Yeah, we're, we're really proud of the, uh, the fee income growth, particularly in the CFC side of our business, uh, the brokerage side of the business. I mean, you know, up 15% and, uh, you know, certainly, um, you know, overall 11% organic growth in assets under management, um, which is, which is great. And we talked about, you know, hitting 2.4 billion. So that momentum is, is really positive. We continue to invest in those businesses. I think it's just a tremendous opportunity. And also in the wealth business, we've, uh, mentioned, I think on the, on the last call, we've added a couple of folk into that business and there's opportunities down the road to potentially expand into the, into the New Hampshire market as well on the wealth side. So we do have brokerage coverage, but not modest wealth coverage. So I think those are areas that I think make a lot of sense for us and really connecting and partnering those businesses into the commercial business, the mortgage business, and really creating that full relationship opportunity.
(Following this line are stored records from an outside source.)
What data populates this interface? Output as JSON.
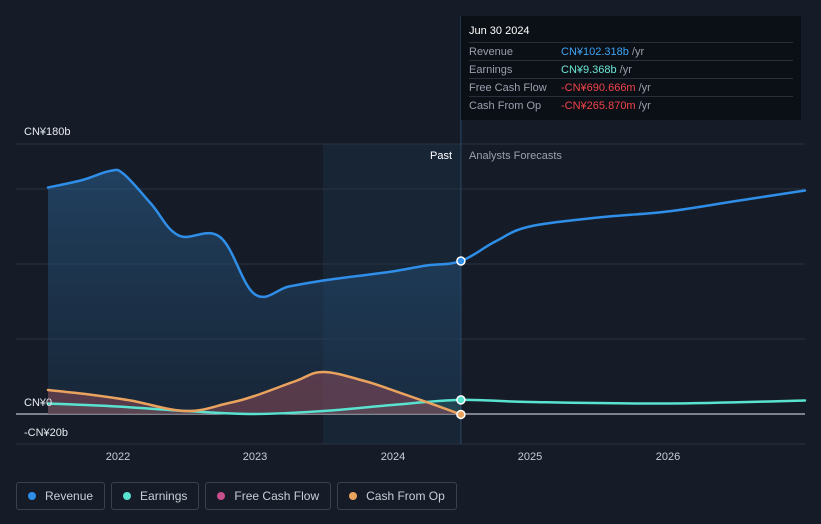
{
  "tooltip": {
    "date": "Jun 30 2024",
    "rows": [
      {
        "label": "Revenue",
        "value": "CN¥102.318b",
        "unit": "/yr",
        "color": "#3ea5f4"
      },
      {
        "label": "Earnings",
        "value": "CN¥9.368b",
        "unit": "/yr",
        "color": "#6ce8d6"
      },
      {
        "label": "Free Cash Flow",
        "value": "-CN¥690.666m",
        "unit": "/yr",
        "color": "#f0454a"
      },
      {
        "label": "Cash From Op",
        "value": "-CN¥265.870m",
        "unit": "/yr",
        "color": "#f0454a"
      }
    ]
  },
  "labels": {
    "past": "Past",
    "forecast": "Analysts Forecasts"
  },
  "legend": [
    {
      "label": "Revenue",
      "color": "#2f8ee8"
    },
    {
      "label": "Earnings",
      "color": "#58e2cf"
    },
    {
      "label": "Free Cash Flow",
      "color": "#c84f8a"
    },
    {
      "label": "Cash From Op",
      "color": "#eaa35f"
    }
  ],
  "chart_data": {
    "type": "line",
    "yticks": [
      "CN¥180b",
      "CN¥0",
      "-CN¥20b"
    ],
    "ylim": [
      -20,
      180
    ],
    "xticks": [
      "2022",
      "2023",
      "2024",
      "2025",
      "2026"
    ],
    "xlim": [
      2021.5,
      2027.0
    ],
    "past_end": 2024.5,
    "highlight_start": 2023.5,
    "series": [
      {
        "name": "Revenue",
        "color": "#2f8ee8",
        "x": [
          2021.5,
          2021.75,
          2021.95,
          2022.05,
          2022.25,
          2022.45,
          2022.75,
          2023.0,
          2023.25,
          2023.5,
          2023.75,
          2024.0,
          2024.25,
          2024.5,
          2024.75,
          2025.0,
          2025.5,
          2026.0,
          2026.5,
          2027.0
        ],
        "y": [
          151,
          156,
          162,
          160,
          140,
          119,
          118,
          80,
          85,
          89,
          92,
          95,
          99,
          102,
          115,
          125,
          131,
          135,
          142,
          149
        ]
      },
      {
        "name": "Earnings",
        "color": "#58e2cf",
        "x": [
          2021.5,
          2022.0,
          2022.5,
          2023.0,
          2023.5,
          2024.0,
          2024.5,
          2025.0,
          2026.0,
          2027.0
        ],
        "y": [
          7,
          5,
          2,
          0,
          2,
          6,
          9.4,
          8,
          7,
          9
        ]
      },
      {
        "name": "Cash From Op",
        "color": "#eaa35f",
        "x": [
          2021.5,
          2021.8,
          2022.1,
          2022.5,
          2022.8,
          2023.0,
          2023.3,
          2023.5,
          2023.8,
          2024.0,
          2024.25,
          2024.5
        ],
        "y": [
          16,
          13,
          9,
          2,
          7,
          12,
          22,
          28,
          22,
          16,
          8,
          -0.3
        ]
      }
    ]
  }
}
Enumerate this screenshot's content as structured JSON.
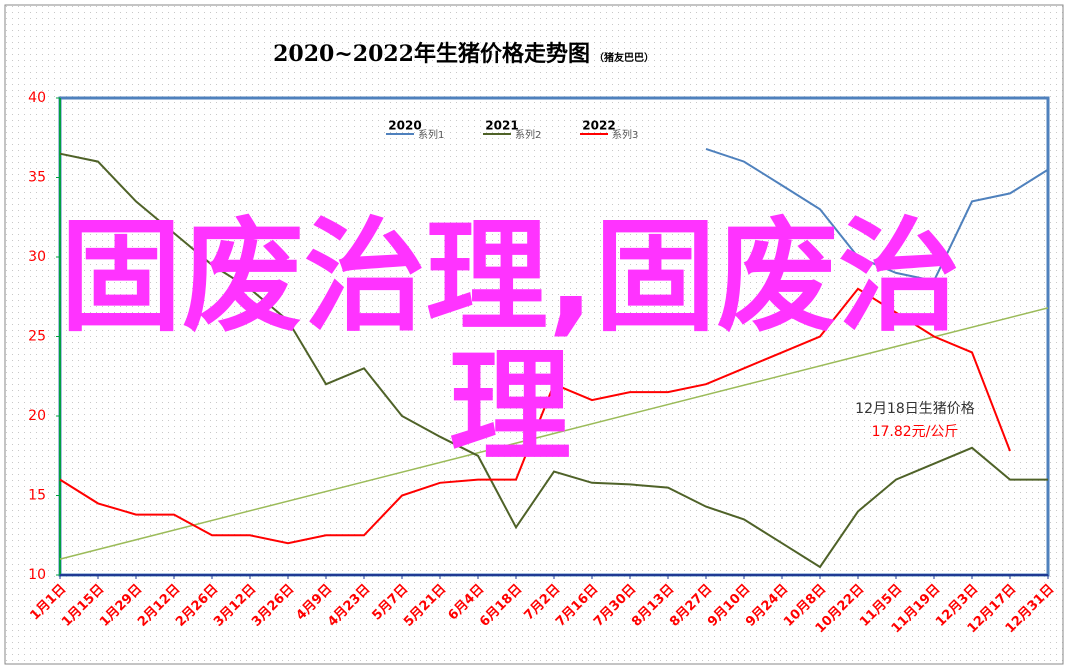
{
  "chart_data": {
    "type": "line",
    "title": "2020~2022年生猪价格走势图",
    "subtitle": "（猪友巴巴）",
    "categories": [
      "1月1日",
      "1月15日",
      "1月29日",
      "2月12日",
      "2月26日",
      "3月12日",
      "3月26日",
      "4月9日",
      "4月23日",
      "5月7日",
      "5月21日",
      "6月4日",
      "6月18日",
      "7月2日",
      "7月16日",
      "7月30日",
      "8月13日",
      "8月27日",
      "9月10日",
      "9月24日",
      "10月8日",
      "10月22日",
      "11月5日",
      "11月19日",
      "12月3日",
      "12月17日",
      "12月31日"
    ],
    "series": [
      {
        "name": "系列1",
        "label": "2020",
        "color": "#4f81bd",
        "values": [
          null,
          null,
          null,
          null,
          null,
          null,
          null,
          null,
          null,
          null,
          null,
          null,
          null,
          null,
          null,
          null,
          null,
          36.8,
          36,
          34.5,
          33,
          30,
          29,
          28.5,
          33.5,
          34,
          35.5
        ]
      },
      {
        "name": "系列2",
        "label": "2021",
        "color": "#4f6228",
        "values": [
          36.5,
          36,
          33.5,
          31.5,
          29.5,
          28,
          26,
          22,
          23,
          20,
          18.7,
          17.5,
          13,
          16.5,
          15.8,
          15.7,
          15.5,
          14.3,
          13.5,
          12,
          10.5,
          14,
          16,
          17,
          18,
          16,
          16
        ]
      },
      {
        "name": "系列3",
        "label": "2022",
        "color": "#ff0000",
        "values": [
          16,
          14.5,
          13.8,
          13.8,
          12.5,
          12.5,
          12,
          12.5,
          12.5,
          15,
          15.8,
          16,
          16,
          22,
          21,
          21.5,
          21.5,
          22,
          23,
          24,
          25,
          28,
          26.5,
          25,
          24,
          17.8,
          null
        ]
      }
    ],
    "trendline": {
      "color": "#9bbb59",
      "values": [
        11,
        26.8
      ]
    },
    "ylim": [
      10,
      40
    ],
    "yticks": [
      10,
      15,
      20,
      25,
      30,
      35,
      40
    ],
    "annotation": {
      "title": "12月18日生猪价格",
      "value": "17.82元/公斤"
    },
    "overlay_text": "固废治理,固废治理"
  }
}
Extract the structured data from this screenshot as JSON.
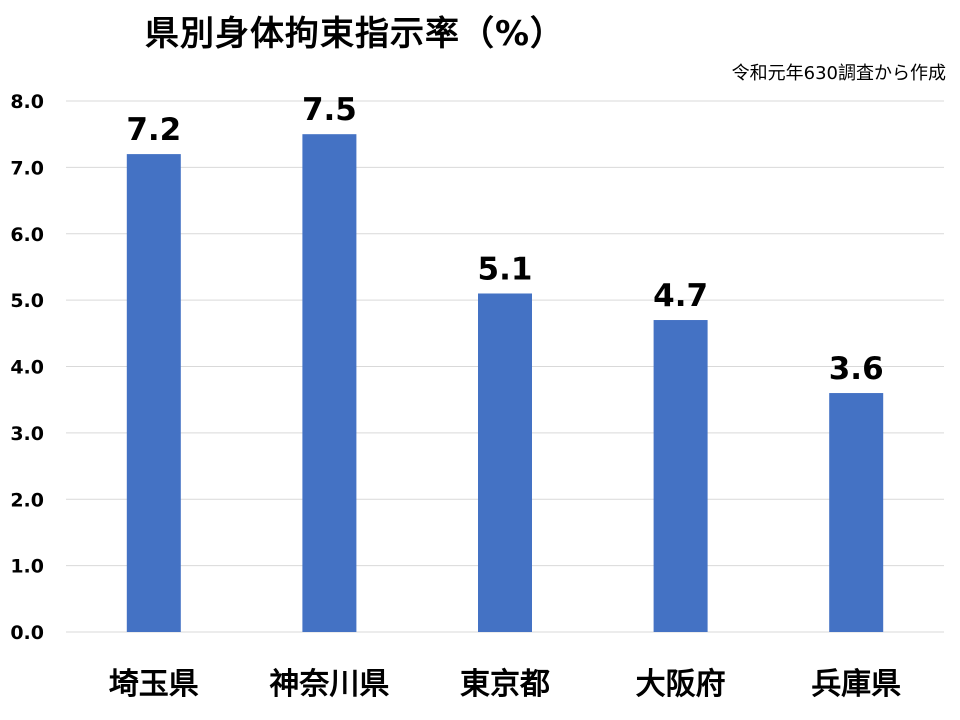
{
  "chart_data": {
    "type": "bar",
    "title": "県別身体拘束指示率（%）",
    "subtitle": "令和元年630調査から作成",
    "categories": [
      "埼玉県",
      "神奈川県",
      "東京都",
      "大阪府",
      "兵庫県"
    ],
    "values": [
      7.2,
      7.5,
      5.1,
      4.7,
      3.6
    ],
    "data_labels": [
      "7.2",
      "7.5",
      "5.1",
      "4.7",
      "3.6"
    ],
    "ylim": [
      0,
      8
    ],
    "yticks": [
      "0.0",
      "1.0",
      "2.0",
      "3.0",
      "4.0",
      "5.0",
      "6.0",
      "7.0",
      "8.0"
    ],
    "xlabel": "",
    "ylabel": "",
    "grid": true,
    "legend": "none",
    "bar_color": "#4472C4",
    "grid_color": "#D9D9D9"
  }
}
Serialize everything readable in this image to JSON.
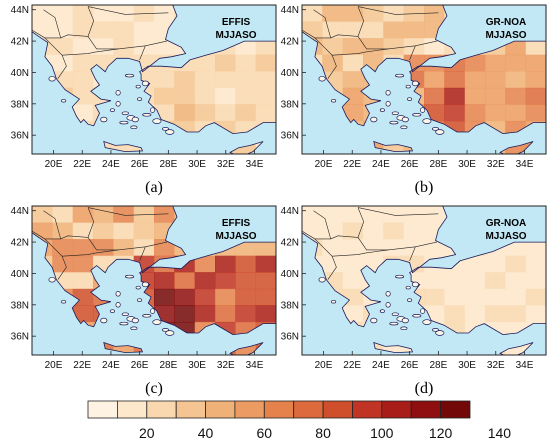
{
  "colors": {
    "sea": "#c2e8f5",
    "land": "#fdf7e8",
    "frame": "#222222",
    "colorbar": [
      "#fef3e3",
      "#fde8cc",
      "#f9d8b0",
      "#f4c592",
      "#f0b178",
      "#ec9c62",
      "#e5824c",
      "#dc6a3c",
      "#cf4f2c",
      "#bf3424",
      "#a91d18",
      "#8f0e10",
      "#720808"
    ]
  },
  "legend": {
    "ticks": [
      "20",
      "40",
      "60",
      "80",
      "100",
      "120",
      "140"
    ]
  },
  "axes": {
    "lat_ticks": [
      "44N",
      "42N",
      "40N",
      "38N",
      "36N"
    ],
    "lon_ticks": [
      "20E",
      "22E",
      "24E",
      "26E",
      "28E",
      "30E",
      "32E",
      "34E"
    ]
  },
  "panels": [
    {
      "id": "a",
      "letter": "(a)",
      "source": "EFFIS",
      "period": "MJJASO",
      "intensity": 0.28
    },
    {
      "id": "b",
      "letter": "(b)",
      "source": "GR-NOA",
      "period": "MJJASO",
      "intensity": 0.55
    },
    {
      "id": "c",
      "letter": "(c)",
      "source": "EFFIS",
      "period": "MJJASO",
      "intensity": 0.72
    },
    {
      "id": "d",
      "letter": "(d)",
      "source": "GR-NOA",
      "period": "MJJASO",
      "intensity": 0.2
    }
  ]
}
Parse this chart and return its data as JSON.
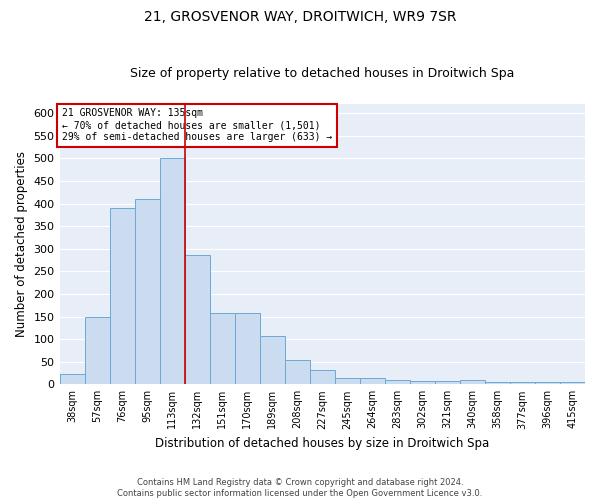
{
  "title1": "21, GROSVENOR WAY, DROITWICH, WR9 7SR",
  "title2": "Size of property relative to detached houses in Droitwich Spa",
  "xlabel": "Distribution of detached houses by size in Droitwich Spa",
  "ylabel": "Number of detached properties",
  "footnote1": "Contains HM Land Registry data © Crown copyright and database right 2024.",
  "footnote2": "Contains public sector information licensed under the Open Government Licence v3.0.",
  "annotation_line1": "21 GROSVENOR WAY: 135sqm",
  "annotation_line2": "← 70% of detached houses are smaller (1,501)",
  "annotation_line3": "29% of semi-detached houses are larger (633) →",
  "bar_categories": [
    "38sqm",
    "57sqm",
    "76sqm",
    "95sqm",
    "113sqm",
    "132sqm",
    "151sqm",
    "170sqm",
    "189sqm",
    "208sqm",
    "227sqm",
    "245sqm",
    "264sqm",
    "283sqm",
    "302sqm",
    "321sqm",
    "340sqm",
    "358sqm",
    "377sqm",
    "396sqm",
    "415sqm"
  ],
  "bar_values": [
    23,
    149,
    390,
    410,
    500,
    286,
    158,
    158,
    107,
    53,
    31,
    15,
    15,
    10,
    8,
    8,
    10,
    5,
    5,
    5,
    5
  ],
  "bar_color": "#ccdcf0",
  "bar_edge_color": "#6aaad4",
  "vline_x": 4.5,
  "vline_color": "#cc0000",
  "annotation_box_color": "#cc0000",
  "ylim": [
    0,
    620
  ],
  "yticks": [
    0,
    50,
    100,
    150,
    200,
    250,
    300,
    350,
    400,
    450,
    500,
    550,
    600
  ],
  "bg_color": "#e8eef8",
  "grid_color": "#ffffff",
  "title1_fontsize": 10,
  "title2_fontsize": 9,
  "xlabel_fontsize": 8.5,
  "ylabel_fontsize": 8.5
}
So I think it's a business where, again, just love the sort of current growth trajectory and just keep investing in it, but through that lens of self-funding and having that eye to our efficiency, which is, as you know, as a management team, really important to us.

speaker
Matthew Brees
Analyst, Stephens

Yeah, got it. Okay, great. I appreciate it. I'll leave it there. Thank you. Thanks, Matt.

speaker
Operator
Conference Operator

As we have no further questions, this concludes our question and answer session. I would now like to turn the conference back over to Simon Griffiths for any final remarks.

speaker
Simon Griffiths
President and Chief Executive Officer

Thank you for your time today and continued interest in Camden National Corporation. We truly appreciate your support throughout the year and wish you a productive close to the year and a restful holiday season. Take care, everyone.

speaker
Operator
Conference Operator

The conference has now concluded. Thank you for attending today's presentation. You may now disconnect.